A Critica, Tema do Dia, p.A3
08 de Nov de 2004

Tema do dia Manejo Florestal
Amazônia
O Governo Federal encontra uma saída prática para o desenvolvimento sustentável da floresta brasileira. Delimitar áreas públicas para serem exploradas entre 20 e 30 anos por madeireiras tem apoio de ONGs e pode gerar receita bilionárias para os cofres públicos. Esse tempo permitiria renovação da mata deflorestada num processo de baixo manejo

"As florestas públicas no décimo ano gerariam R$ 5,4 bilhões"
Tasso Azevedo, do Ministério do Meio Ambiente

500 milhões de dólares Este é valor anual das exportações de madeira tropical da Amazônia

Floresta é alugada
Proposta do Governo Federal a ser transformada em lei tem apoio de madeireiras e da ONG ambientalista Greenpeace
Cláudio Ângelo
Enviado especial
Belém (AF) - O empresário Francisco Severino Filho já sentiu na pele o problema que o caos fundiário da Amazônia representa para os negócios. Sua empresa, a Madenorte, teve um projeto de manejo florestal suspenso pelo Lhama (Instituto Brasileiro do Meio Ambiente e dos Recursos Naturais Renováveis) devido à falta de um título de terra aceitável para uma área de 140 mil hectares de floresta comprada na região do rio Xingu, no Pará. Um investimento de R$ 5,8 milhões foi perdido.
Em Rondônia, o paulista Fábio Albuquerque passou quase quatro anos procurando uma área de floresta com titulação legal na qual sua empresa, a Ecolog, pudesse executar extração madeireira de baixo impacto.

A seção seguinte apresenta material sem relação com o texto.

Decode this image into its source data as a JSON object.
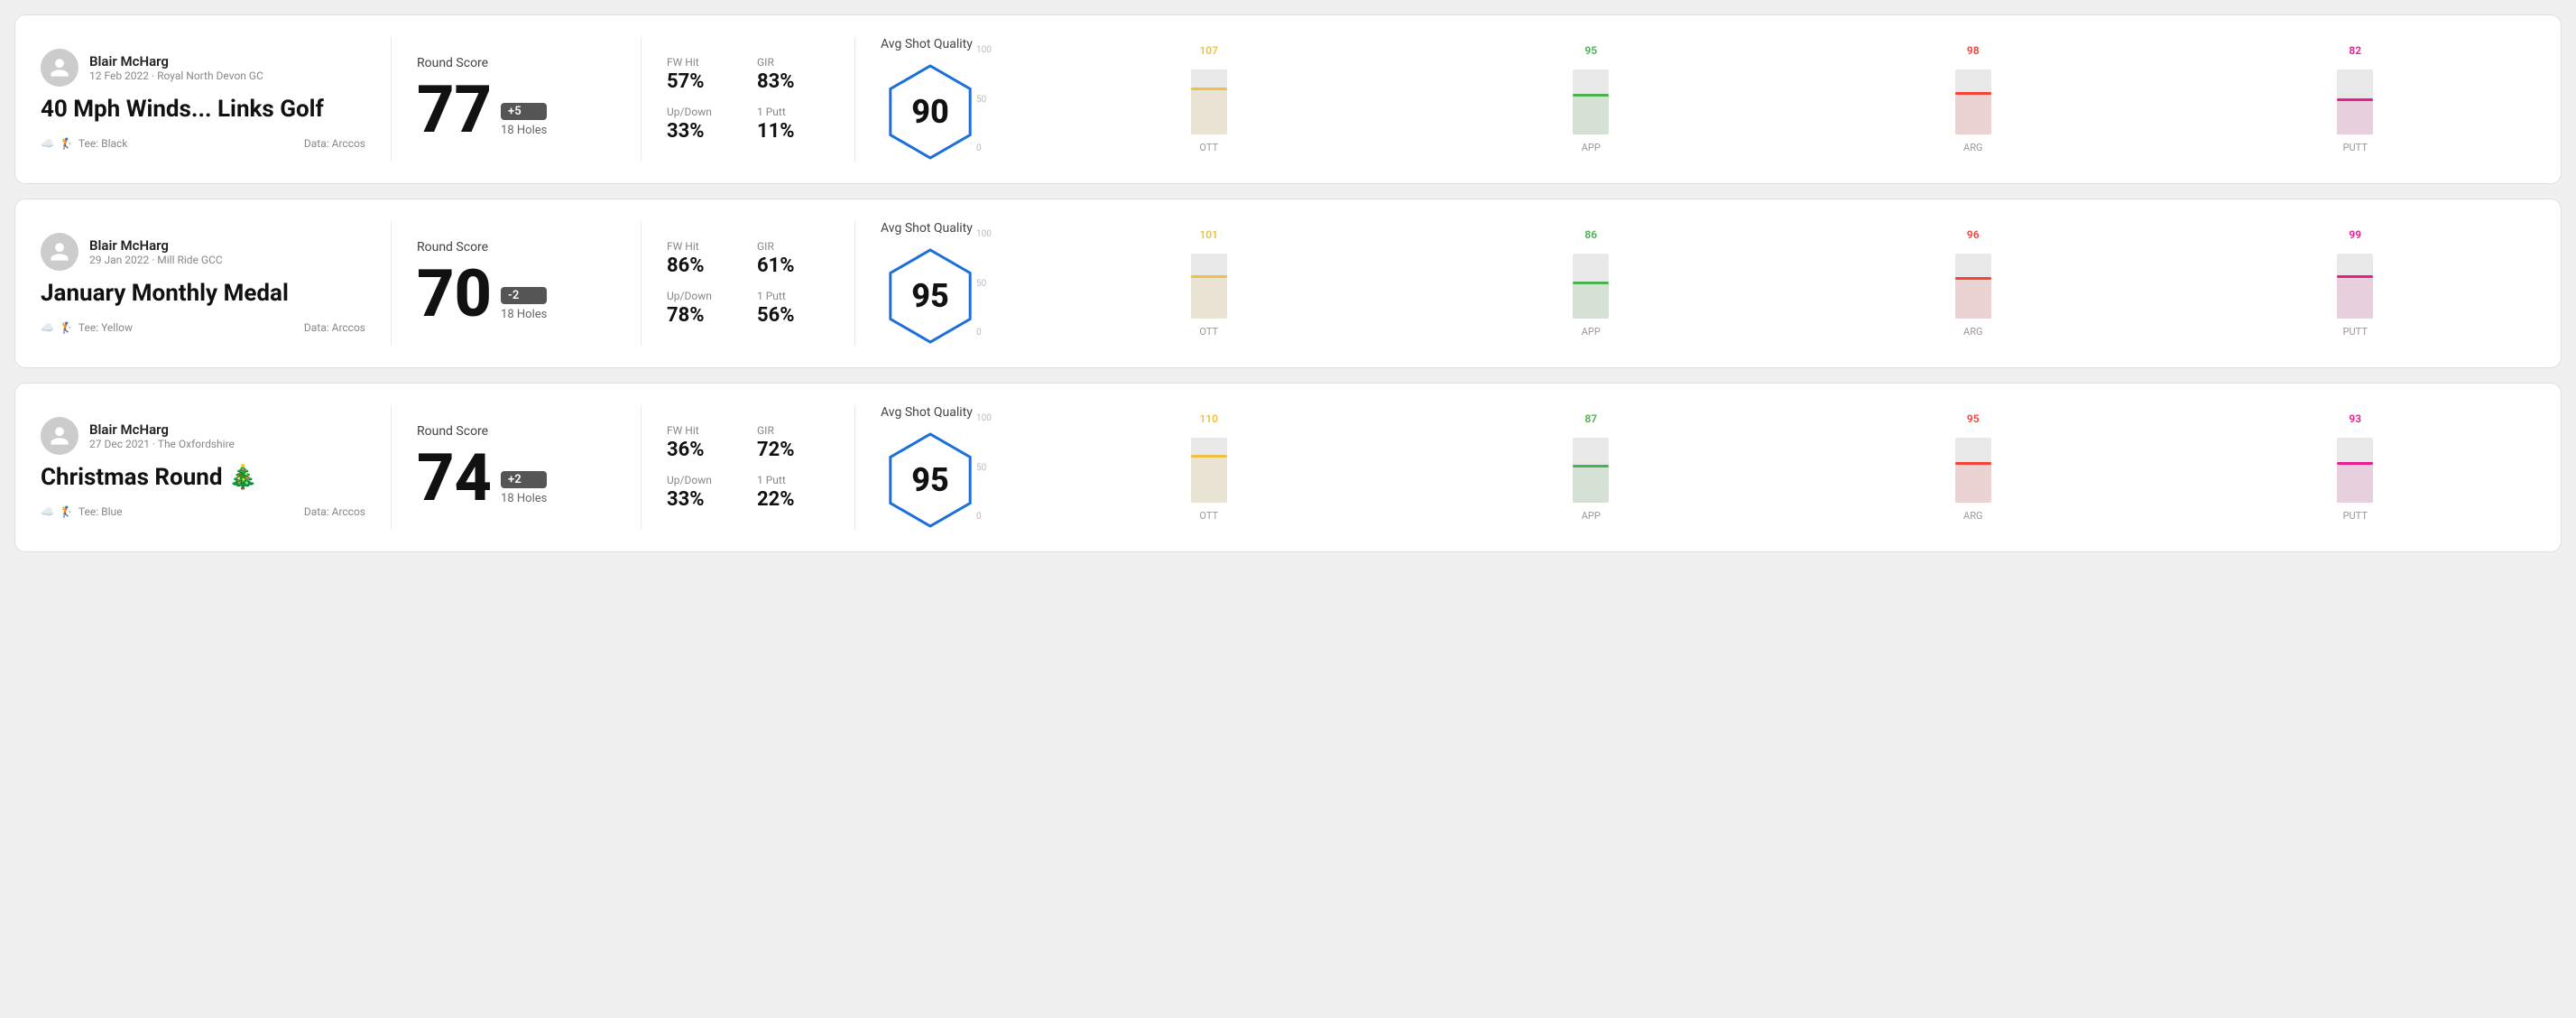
{
  "rounds": [
    {
      "user_name": "Blair McHarg",
      "user_meta": "12 Feb 2022 · Royal North Devon GC",
      "round_title": "40 Mph Winds... Links Golf",
      "round_title_emoji": "🏌️",
      "tee": "Black",
      "data_source": "Data: Arccos",
      "round_score_label": "Round Score",
      "score": "77",
      "score_diff": "+5",
      "holes": "18 Holes",
      "fw_hit_label": "FW Hit",
      "fw_hit": "57%",
      "gir_label": "GIR",
      "gir": "83%",
      "updown_label": "Up/Down",
      "updown": "33%",
      "oneputt_label": "1 Putt",
      "oneputt": "11%",
      "quality_label": "Avg Shot Quality",
      "quality_score": "90",
      "chart": {
        "columns": [
          {
            "label": "OTT",
            "top_value": "107",
            "top_color": "#f0c040",
            "fill_pct": 72,
            "fill_color": "#f0c040"
          },
          {
            "label": "APP",
            "top_value": "95",
            "top_color": "#4caf50",
            "fill_pct": 63,
            "fill_color": "#4caf50"
          },
          {
            "label": "ARG",
            "top_value": "98",
            "top_color": "#f44336",
            "fill_pct": 65,
            "fill_color": "#f44336"
          },
          {
            "label": "PUTT",
            "top_value": "82",
            "top_color": "#e91e8c",
            "fill_pct": 55,
            "fill_color": "#e91e8c"
          }
        ],
        "y_labels": [
          "100",
          "50",
          "0"
        ]
      }
    },
    {
      "user_name": "Blair McHarg",
      "user_meta": "29 Jan 2022 · Mill Ride GCC",
      "round_title": "January Monthly Medal",
      "round_title_emoji": "",
      "tee": "Yellow",
      "data_source": "Data: Arccos",
      "round_score_label": "Round Score",
      "score": "70",
      "score_diff": "-2",
      "holes": "18 Holes",
      "fw_hit_label": "FW Hit",
      "fw_hit": "86%",
      "gir_label": "GIR",
      "gir": "61%",
      "updown_label": "Up/Down",
      "updown": "78%",
      "oneputt_label": "1 Putt",
      "oneputt": "56%",
      "quality_label": "Avg Shot Quality",
      "quality_score": "95",
      "chart": {
        "columns": [
          {
            "label": "OTT",
            "top_value": "101",
            "top_color": "#f0c040",
            "fill_pct": 67,
            "fill_color": "#f0c040"
          },
          {
            "label": "APP",
            "top_value": "86",
            "top_color": "#4caf50",
            "fill_pct": 57,
            "fill_color": "#4caf50"
          },
          {
            "label": "ARG",
            "top_value": "96",
            "top_color": "#f44336",
            "fill_pct": 64,
            "fill_color": "#f44336"
          },
          {
            "label": "PUTT",
            "top_value": "99",
            "top_color": "#e91e8c",
            "fill_pct": 66,
            "fill_color": "#e91e8c"
          }
        ],
        "y_labels": [
          "100",
          "50",
          "0"
        ]
      }
    },
    {
      "user_name": "Blair McHarg",
      "user_meta": "27 Dec 2021 · The Oxfordshire",
      "round_title": "Christmas Round 🎄",
      "round_title_emoji": "",
      "tee": "Blue",
      "data_source": "Data: Arccos",
      "round_score_label": "Round Score",
      "score": "74",
      "score_diff": "+2",
      "holes": "18 Holes",
      "fw_hit_label": "FW Hit",
      "fw_hit": "36%",
      "gir_label": "GIR",
      "gir": "72%",
      "updown_label": "Up/Down",
      "updown": "33%",
      "oneputt_label": "1 Putt",
      "oneputt": "22%",
      "quality_label": "Avg Shot Quality",
      "quality_score": "95",
      "chart": {
        "columns": [
          {
            "label": "OTT",
            "top_value": "110",
            "top_color": "#f0c040",
            "fill_pct": 73,
            "fill_color": "#f0c040"
          },
          {
            "label": "APP",
            "top_value": "87",
            "top_color": "#4caf50",
            "fill_pct": 58,
            "fill_color": "#4caf50"
          },
          {
            "label": "ARG",
            "top_value": "95",
            "top_color": "#f44336",
            "fill_pct": 63,
            "fill_color": "#f44336"
          },
          {
            "label": "PUTT",
            "top_value": "93",
            "top_color": "#e91e8c",
            "fill_pct": 62,
            "fill_color": "#e91e8c"
          }
        ],
        "y_labels": [
          "100",
          "50",
          "0"
        ]
      }
    }
  ]
}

Acabou encontrando uma propriedade de 30 mil hectares, que recebeu neste ano certificação pelo FSC (Conselho de Manejo Florestal), o "selo verde" que garante ao consumidor que a madeira foi extraída de forma não-predatória. "Se no passado já foi difícil encontrar uma área, hoje é impossível. Se essa lei não passar, temo pela Amazônia", diz.
A lei à qual Albuquerque se refere é um projeto do Ministério do Meio Ambiente que deve ir ao Congresso nos próximos dias. Ele regulamenta a gestão de florestas públicas, e seu principal mecanismo é a concessão de áreas para a exploração florestal. A idéia do projeto, que conta com o apoio de ONGs ambientalistas como Greenpeace e Amigos da Terra (mas com a rejeição veemente de figuras como o geógrafo Aziz Ab'Sáber), é delimitar áreas públicas que possam ser exploradas em ciclos de 20 ou 30 anos por empresas madeireiras, por exemplo. 0 prazo longo é uma necessidade do manejo de baixo impacto, no qual a floresta explorada ganha tempo para se regenerar.
O Governo espera que o "aluguel" possa salvar o setor madeireiro, que só na Amazônia gera US$ 2,5 bilhões por ano, mas que chafurda numa crise de legalidade, e ao mesmo tempo ajude a manter de pé 10% da selva - o total de florestas a serem concedidas, que pode chegara 50 milhões de hectares - gerando renda.
Estrangulamento
"Queremos dizer duas coisas com esse projeto: que as florestas públicas permanecem florestas e permanecem públicas", disse à Folha o diretor do Programa Nacional de Florestas do ministério, Tasso Azevedo. Segundo Azevedo, as concessões florestais são a única forma de garantir que as madeireiras operem de forma legal na região amazônica, onde a maior parte dos títulos de terra vem de grilagem e 42% da madeira é proveniente de extração clandestina. "0 projeto é urgente porque você está sentado numa bomba-relógio. 0 setor está estrangulado, ou gera desemprego ou vai para a ilegalidade", afirma Azevedo.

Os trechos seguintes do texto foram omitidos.